In case of an emergency, it’s always important to have a plan and be prepared. October 8 to 14 is National Fire Prevention Week, and we want to highlight how one community is stepping up for animals.
This week the Brampton Fire and Emergency Services received a donation to better equip them to help furry family members in an emergency.
Dr. Tim Zaharchuk, owner and practicing veterinarian of Derrydale Animal Hospital, has had first-hand experience treating animals with fire related injuries. Together with Jeff Moynihan of Invisible Fence Brands, Dr. Zaharchuk made a donation of five pet-sized oxygen masks kits to the City of Brampton’s Fire Department on Wednesday, Sept. 26.
According to a City of Brampton spokesperson, their goal was to outfit newer fire trucks with life-saving apparatus and follows a previous donation made in 2013. The kits consist of three reusable animal-sized masks – the smallest are specially sized for small animals like cats, small dogs and rabbits while the larger masks can accommodate domestic animals weighing 50 pounds or more.
Tina Hickey, Fire/Life Safety Education Coordinator with Brampton Fire & Emergency Services, says different sizes of masks give first responders more options to rescue different animals.
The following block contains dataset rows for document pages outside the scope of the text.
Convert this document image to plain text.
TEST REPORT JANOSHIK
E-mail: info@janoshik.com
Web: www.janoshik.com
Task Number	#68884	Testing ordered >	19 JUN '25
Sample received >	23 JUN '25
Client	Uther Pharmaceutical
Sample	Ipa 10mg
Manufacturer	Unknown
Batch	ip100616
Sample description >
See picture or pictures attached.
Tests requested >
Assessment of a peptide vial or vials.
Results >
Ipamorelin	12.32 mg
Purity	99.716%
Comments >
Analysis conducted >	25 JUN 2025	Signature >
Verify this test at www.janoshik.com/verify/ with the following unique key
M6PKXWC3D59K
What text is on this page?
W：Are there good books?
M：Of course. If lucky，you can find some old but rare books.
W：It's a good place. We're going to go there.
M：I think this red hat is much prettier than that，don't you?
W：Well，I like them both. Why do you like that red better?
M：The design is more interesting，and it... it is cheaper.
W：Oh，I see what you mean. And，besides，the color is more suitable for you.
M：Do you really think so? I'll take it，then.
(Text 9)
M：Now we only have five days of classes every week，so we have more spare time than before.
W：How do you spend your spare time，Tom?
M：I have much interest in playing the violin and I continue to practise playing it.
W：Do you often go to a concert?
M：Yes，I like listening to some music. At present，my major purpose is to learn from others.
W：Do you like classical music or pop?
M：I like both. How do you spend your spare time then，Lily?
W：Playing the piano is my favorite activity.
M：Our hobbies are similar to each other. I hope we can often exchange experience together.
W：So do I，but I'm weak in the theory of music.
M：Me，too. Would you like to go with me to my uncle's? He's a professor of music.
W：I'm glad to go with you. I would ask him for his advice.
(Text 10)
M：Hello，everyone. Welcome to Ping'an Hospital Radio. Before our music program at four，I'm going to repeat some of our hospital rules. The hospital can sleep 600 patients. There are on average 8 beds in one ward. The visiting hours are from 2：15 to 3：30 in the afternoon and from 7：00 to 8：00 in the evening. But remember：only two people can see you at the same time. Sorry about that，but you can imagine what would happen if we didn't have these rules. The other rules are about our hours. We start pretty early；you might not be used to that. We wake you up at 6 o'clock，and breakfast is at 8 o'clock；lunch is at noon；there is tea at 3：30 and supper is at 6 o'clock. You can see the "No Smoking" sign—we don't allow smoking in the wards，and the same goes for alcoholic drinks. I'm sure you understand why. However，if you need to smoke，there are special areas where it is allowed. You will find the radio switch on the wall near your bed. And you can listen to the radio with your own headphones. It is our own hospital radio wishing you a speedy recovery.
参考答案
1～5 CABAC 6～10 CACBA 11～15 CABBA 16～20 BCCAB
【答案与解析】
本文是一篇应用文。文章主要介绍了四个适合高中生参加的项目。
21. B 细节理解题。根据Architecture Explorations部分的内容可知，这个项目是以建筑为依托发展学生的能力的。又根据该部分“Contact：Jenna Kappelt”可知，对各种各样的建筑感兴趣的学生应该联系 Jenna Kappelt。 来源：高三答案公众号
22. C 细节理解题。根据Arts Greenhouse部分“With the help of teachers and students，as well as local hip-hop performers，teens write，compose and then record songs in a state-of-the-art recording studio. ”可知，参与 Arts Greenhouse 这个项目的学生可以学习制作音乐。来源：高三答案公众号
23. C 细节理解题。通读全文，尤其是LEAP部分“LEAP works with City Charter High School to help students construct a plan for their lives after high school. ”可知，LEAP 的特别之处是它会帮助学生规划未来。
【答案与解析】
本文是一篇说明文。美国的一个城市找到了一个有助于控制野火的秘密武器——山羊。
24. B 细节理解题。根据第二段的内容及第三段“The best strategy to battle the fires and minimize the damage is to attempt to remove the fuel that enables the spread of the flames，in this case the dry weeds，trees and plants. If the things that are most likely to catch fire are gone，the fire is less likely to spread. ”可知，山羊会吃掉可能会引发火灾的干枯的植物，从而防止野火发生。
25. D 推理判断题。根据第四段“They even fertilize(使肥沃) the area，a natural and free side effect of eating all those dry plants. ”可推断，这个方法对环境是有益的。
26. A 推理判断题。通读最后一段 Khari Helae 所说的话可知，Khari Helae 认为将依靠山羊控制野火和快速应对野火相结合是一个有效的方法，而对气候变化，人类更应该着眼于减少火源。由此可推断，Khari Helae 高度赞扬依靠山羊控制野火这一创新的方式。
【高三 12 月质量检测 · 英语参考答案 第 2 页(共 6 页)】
She says masks are specifically-designed to create a proper seal over the muzzle of a cat or dog to administer oxygen.
“I’ve worked with pets who have been victims of fires, and those experiences are part of what makes me so pleased to be involved in this donation,” says Dr. Zaharchuk. “Derrydale Animal Hospital, along with Invisible Fence Brands, will be able to help save pets lives by putting these masks in the hands of our first responders.”
Dr. Tim Zaharchuk, Jeff Moynihan and Brampton Fire, are proud to serve their community, and this donation facilitates a holistic approach to restoring households who have been exposed to a fire-related incident.
What should pet owners do in case of emergency?
Hickey says in case of fire, pet owners should take their pets or call for them as they exit the house quickly and safely.
“Pet owners need to get out fast – every second counts,” she says.
If pets are left inside, Hickey says it’s important to let the firefighters know pertinent information such as the pet’s favourite hiding places, where their food is located, etc.
As a preventative action, you can also place an “Emergency Preparedness” sticker on your front window to let responders know there’s a pet inside.